In Maine, people are allowed to possess up to 2-1/2 ounces of 
marijuana and up to six marijuana plants if a doctor recommends that 
it would help with their sickness. But most patients don't grow their 
own plants, forcing them to get the drug illegally from dealers or 
other patients, said 31-year-old Seamus Maguire, a medical-marijuana 
user from Portland who suffers from a rare form of lymphoma.

The new law will give sick people a legal and convenient way to buy 
marijuana, Maguire said.

"It's horrible that people that need it as medicine are unable to get 
it without worrying about going to jail," Maguire said.

If the referendum is approved, dispensaries would have to operate as 
nonprofits and couldn't be within 500 feet of schools. They would be 
regulated by the Department of Health and Human Services.

They might operate in storefronts, in office parks or under the roofs 
of existing nonprofit organizations that already provide care for 
sick people, Leavitt said.

Besides allowing for dispensaries, Question 5 would create voluntary 
ID cards for people who are allowed to legally possess marijuana and 
expand the medical conditions under which people could be prescribed the herb.

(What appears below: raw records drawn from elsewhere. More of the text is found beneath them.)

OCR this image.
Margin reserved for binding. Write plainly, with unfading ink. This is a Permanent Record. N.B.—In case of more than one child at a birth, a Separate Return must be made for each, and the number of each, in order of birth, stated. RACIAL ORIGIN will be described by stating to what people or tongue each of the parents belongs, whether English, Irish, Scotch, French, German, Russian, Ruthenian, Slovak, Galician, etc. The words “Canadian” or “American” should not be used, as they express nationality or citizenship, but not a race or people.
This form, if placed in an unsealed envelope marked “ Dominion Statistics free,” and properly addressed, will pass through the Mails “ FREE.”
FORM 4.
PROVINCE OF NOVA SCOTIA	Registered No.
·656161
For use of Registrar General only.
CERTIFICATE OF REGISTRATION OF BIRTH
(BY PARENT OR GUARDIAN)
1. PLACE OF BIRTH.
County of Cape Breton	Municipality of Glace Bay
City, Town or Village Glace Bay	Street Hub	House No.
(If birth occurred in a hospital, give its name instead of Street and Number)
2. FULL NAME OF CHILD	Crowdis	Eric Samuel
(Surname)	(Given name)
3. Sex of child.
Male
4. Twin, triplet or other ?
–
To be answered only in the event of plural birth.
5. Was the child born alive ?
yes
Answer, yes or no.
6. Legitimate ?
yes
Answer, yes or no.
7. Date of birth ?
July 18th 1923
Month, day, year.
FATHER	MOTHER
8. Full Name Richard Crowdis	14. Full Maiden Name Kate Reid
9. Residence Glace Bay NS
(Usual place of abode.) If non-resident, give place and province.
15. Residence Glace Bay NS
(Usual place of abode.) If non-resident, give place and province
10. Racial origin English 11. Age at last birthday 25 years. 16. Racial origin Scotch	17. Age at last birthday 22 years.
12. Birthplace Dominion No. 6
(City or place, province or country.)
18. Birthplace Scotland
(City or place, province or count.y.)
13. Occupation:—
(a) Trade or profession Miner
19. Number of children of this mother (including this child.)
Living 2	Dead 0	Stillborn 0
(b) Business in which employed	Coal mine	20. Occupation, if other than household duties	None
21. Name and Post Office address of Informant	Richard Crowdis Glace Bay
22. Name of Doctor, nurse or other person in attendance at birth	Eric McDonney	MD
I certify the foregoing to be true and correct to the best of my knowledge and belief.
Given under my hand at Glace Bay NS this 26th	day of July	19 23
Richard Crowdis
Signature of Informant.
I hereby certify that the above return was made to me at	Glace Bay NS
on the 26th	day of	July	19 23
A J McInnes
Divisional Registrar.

The law now allows doctors to recommend marijuana for people who have 
persistent nausea, vomiting, wasting syndrome or loss of appetite 
because of AIDS or chemotherapy or radiation treatment used for 
cancer; who have heightened pressure on their eyes because of 
glaucoma; who have epileptic seizures; or who have persistent muscle 
spasms from a disease such as multiple sclerosis.

The new law would expand the availability of marijuana to people to 
other conditions, including hepatitis C, Lou Gehrig's disease, 
Crohn's disease and Alzheimer's.

The Maine Chiefs of Police Association voted 32-0 at a recent board 
meeting to oppose the law, said Executive Director Robert Schwartz.

Law officers are concerned the referendum, as currently written, does 
not provide the state enough control over who could dispense 
marijuana and where it could be distributed, he said. Marijuana 
dispensaries, he said, should be subject to the same strict controls 
as pharmacies.

"It just appears there are a lot of issues we aren't prepared to deal 
with at this point," Schwartz said.

Schwartz said Maine police are keeping an eye on California, which 
has thousands of pot dispensaries, many that advertise freely and 
offer daily specials and discount coupons.

Prosecutors in Los Angeles, which has more than 800 marijuana 
dispensaries, have vowed to crack down on stores that are selling to 
people who don't qualify for medicinal marijuana.